Mit Ausbruch des 2. Weltkriegs begibt sie sich nach London um das Freie Frankreich und Charles de Gaulle zu unterstützen. Dieser schickt sie wieder nach Amerika um dort Werbung für die Sache des Freien Frankreichs zu machen, insbesondere auch, weil sie auf den ersten beiden Reisen jeweils von Präsident Roosevelt und seiner Frau Eleonor empfangen wurde. Ève tut ihr bestes, doch erst mit dem Angriff auf Pearl Harbor ändert sich die Einstellung des amerikanischen Präsidenten - und Èves Tätigkeit. Auf Grund ihrer Kontakte wird Ève Kriegsreporterin für das amerikanische Herald Tribune Syndicate und die britischen Allied Newspapers. Sie soll jedoch nicht nur Artikel schreiben, sondern auch Analysen für Roosevelt, de Gaulle und Churchill verfassen.
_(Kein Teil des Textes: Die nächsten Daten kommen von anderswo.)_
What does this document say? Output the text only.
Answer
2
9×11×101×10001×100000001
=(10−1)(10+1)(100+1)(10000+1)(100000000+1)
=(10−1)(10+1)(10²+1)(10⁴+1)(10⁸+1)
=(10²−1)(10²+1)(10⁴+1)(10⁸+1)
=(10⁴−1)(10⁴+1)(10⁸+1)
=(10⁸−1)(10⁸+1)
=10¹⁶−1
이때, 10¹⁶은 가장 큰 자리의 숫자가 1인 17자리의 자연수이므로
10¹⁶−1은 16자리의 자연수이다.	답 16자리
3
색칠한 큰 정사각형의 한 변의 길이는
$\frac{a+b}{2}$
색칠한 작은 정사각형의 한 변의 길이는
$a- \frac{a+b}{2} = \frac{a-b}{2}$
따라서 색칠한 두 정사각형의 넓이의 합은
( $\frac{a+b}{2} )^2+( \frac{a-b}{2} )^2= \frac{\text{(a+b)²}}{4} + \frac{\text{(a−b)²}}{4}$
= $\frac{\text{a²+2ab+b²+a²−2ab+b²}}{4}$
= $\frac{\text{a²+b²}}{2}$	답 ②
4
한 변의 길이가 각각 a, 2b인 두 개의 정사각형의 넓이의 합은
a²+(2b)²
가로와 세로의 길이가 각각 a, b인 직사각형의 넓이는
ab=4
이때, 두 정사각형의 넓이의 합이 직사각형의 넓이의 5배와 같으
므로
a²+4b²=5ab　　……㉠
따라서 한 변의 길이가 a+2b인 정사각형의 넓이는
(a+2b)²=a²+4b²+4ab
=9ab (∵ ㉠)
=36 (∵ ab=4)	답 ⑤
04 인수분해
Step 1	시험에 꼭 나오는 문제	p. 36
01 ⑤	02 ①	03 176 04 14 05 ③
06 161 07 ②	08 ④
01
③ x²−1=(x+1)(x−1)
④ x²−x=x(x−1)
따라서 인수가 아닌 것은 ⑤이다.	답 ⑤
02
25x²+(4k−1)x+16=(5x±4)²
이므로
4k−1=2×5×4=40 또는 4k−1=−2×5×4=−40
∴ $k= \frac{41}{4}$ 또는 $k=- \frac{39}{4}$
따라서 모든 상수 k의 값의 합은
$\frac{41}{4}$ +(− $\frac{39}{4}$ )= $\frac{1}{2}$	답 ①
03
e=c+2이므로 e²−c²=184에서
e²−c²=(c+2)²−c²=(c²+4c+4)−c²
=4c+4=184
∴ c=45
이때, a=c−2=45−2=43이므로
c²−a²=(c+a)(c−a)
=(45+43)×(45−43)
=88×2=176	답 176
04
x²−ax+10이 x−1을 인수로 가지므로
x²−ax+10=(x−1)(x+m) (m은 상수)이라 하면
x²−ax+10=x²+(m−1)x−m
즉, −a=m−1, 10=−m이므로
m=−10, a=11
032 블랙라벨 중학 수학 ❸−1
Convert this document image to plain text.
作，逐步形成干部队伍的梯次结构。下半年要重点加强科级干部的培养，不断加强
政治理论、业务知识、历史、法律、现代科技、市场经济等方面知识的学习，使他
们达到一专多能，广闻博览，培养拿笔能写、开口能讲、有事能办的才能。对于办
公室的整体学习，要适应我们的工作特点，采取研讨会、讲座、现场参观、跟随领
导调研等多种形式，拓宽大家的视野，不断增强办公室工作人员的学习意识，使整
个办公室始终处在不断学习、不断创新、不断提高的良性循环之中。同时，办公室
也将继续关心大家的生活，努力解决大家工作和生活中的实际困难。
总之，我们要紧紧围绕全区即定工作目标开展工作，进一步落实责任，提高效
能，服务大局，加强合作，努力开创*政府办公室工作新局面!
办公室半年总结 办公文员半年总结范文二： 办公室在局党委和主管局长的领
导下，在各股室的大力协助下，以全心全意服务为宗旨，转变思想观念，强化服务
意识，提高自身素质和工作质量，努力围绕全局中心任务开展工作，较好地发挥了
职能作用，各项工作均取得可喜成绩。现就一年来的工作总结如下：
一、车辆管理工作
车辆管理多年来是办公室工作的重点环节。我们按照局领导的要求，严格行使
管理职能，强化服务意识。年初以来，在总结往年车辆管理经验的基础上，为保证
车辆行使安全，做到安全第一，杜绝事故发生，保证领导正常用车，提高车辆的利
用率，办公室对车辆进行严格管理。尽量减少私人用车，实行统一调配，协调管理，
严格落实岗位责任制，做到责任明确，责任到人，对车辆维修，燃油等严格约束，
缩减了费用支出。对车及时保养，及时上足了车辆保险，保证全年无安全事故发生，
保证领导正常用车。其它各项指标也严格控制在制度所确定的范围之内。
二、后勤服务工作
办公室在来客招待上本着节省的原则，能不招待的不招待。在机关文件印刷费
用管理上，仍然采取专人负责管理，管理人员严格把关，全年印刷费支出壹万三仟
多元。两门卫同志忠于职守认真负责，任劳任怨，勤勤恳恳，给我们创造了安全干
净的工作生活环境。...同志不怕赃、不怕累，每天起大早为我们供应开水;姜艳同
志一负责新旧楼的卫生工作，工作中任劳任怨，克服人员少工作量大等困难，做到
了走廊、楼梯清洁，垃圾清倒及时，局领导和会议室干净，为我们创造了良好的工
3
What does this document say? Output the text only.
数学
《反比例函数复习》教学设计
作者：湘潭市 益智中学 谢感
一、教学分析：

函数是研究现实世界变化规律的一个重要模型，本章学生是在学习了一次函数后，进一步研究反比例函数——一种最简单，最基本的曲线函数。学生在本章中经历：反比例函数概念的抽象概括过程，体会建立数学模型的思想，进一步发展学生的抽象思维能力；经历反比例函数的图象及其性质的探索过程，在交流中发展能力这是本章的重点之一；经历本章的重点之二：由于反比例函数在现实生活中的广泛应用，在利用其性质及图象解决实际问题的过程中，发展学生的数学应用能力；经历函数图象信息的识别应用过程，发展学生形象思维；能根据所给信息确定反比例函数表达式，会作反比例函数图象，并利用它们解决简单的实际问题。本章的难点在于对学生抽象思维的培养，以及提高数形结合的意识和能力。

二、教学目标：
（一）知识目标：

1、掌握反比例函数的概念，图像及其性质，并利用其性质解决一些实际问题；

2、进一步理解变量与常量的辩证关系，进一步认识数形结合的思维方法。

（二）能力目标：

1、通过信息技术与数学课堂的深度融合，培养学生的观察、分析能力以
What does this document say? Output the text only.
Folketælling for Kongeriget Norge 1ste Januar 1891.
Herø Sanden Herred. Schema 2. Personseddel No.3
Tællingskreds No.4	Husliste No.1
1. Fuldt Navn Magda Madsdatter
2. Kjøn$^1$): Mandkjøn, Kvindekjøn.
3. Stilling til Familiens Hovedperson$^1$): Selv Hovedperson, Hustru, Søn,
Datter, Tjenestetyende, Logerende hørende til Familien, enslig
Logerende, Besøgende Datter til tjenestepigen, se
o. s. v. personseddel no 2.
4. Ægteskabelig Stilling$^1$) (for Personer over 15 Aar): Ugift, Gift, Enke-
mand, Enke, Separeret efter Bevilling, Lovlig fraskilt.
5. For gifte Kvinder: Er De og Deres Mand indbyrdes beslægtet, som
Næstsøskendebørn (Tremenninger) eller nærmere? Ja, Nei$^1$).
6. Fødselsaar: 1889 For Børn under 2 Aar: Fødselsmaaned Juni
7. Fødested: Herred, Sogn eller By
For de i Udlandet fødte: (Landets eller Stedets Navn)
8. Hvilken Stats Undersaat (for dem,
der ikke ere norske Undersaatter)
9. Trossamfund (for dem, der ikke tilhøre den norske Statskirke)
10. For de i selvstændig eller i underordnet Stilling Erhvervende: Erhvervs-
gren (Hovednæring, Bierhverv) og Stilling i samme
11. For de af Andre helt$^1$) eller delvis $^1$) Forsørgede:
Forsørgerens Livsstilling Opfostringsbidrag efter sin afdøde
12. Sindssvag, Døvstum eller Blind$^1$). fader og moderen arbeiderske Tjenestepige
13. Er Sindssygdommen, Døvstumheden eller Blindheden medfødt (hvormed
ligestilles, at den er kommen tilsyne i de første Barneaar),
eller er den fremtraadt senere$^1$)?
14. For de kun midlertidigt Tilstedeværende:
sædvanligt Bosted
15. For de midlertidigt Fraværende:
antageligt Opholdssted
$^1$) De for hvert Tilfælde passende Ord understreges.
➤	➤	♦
So reist sie durch Afrika, Vorderasien, den Südosten Asiens, Russland und China und warnt z.B. davor Burma fallen zu lassen, da der Verlust der Rohstoffreserven des Landes (Silber, Zink, Blei, Zinn, Gold, Kupfer, Rubine, Wolfram, Wismut, Schwefel, Erdöl) nicht so leicht zu ersetzen wäre, oder das man nicht darauf setzen darf, dass die Inder ihre Kolonialmacht unterstützen werden. Sie trifft auf diesen Reisen viele Leute, darunter auch Tschu En Lai und Mahatma Gandhi.
1942 kehrt sie nach Amerika zurück um persönlich dem Präsidentenehepaar zu berichten und erfährt ihrerseits von der Lage in Frankreich. Sie will mehr tun und schließt sich der Freiwilligenarmee des Freien Frankreichs an. Sie wird ausgebildet, aber anstatt bei der Befreiung Frankreichs zu helfen, wie sie gehofft hatte, schickt de Gaulle sie als Verbindungsoffizier nach Algier. Dann wird sie Verbindungsoffizierin bei Italienfeldzug. Nach einer Verletzung wird sie General Diego Brosset als Verbindungsoffizierin zugeteilt und wirkt so bei der Befreiung der Provence mit. Als sie einige Monate später zum Generalsstab nach Paris abgezogen wird, schreib Brosset über sie: "Ich schätze sie sehr und weiß, was ich an ihr hatte, denn es ist nicht leicht, Offiziere zu finden, die gleichzeitig intelligent, ruhig, methodisch und gewissenhaft sind.
Nach dem Krieg arbeitet Ève zunächst weiter als Journalistin, strebt aber schnell eine Anstellung bei der NATO an und wird schließlich Sonderberaterin des NATO-Generalsekretärs. Während ihr strategischer Sachverstand damals gewürdigt wurde, erhält sie heutzutage keine Anerkennung mehr für ihre Leistung. Über 70 Jahre später können sich die Männer offenbar nicht vorstellen, dass eine Frau einen nennenswerten Beitrag im Kalten Krieg geleistet hat.
Bei einem Abendessen lernt sie den amerikanischen Diplomaten Henry Labouisse kennen. Sie heiraten 3 Jahre später und nicht zuletzt aufgrund Èves Kontakten wird Henry 1962 zum Botschafter in Griechenland ernannt. Diese steller hat er inne, bis er 1965 die Leitung der UNICEF übernimmt. In dieser Funktion nehmen Ève und Henry auch 1965 den Friedensnobelpreis im Namen von UNICEF entgegen.
1995 erhält Irènes Sohn Pierre Joliot-Curie einen Anruf aus dem Élysée-Palast. Der Präsident möchte am nächsten Tag bekannt geben, dass man den Leichnam Marie Curies ins Pantheon überführt, welches den großen Männern Frankreichs als letzte Ruhestätte vorbehalten ist. Das diese nicht direkt zusagt, sondern sich zunächst mit Ève und seiner Schwester abstimmen möchte, stößt im Élysée-Palast auf Unverständnis. Aus Sicht des Élysée-Palast hat man sich doch direkt an das Familienoberhaupt gewandt! Die Familie stimmt unter der Bedingung zu, dass Marie nicht von Pierre getrennt wird.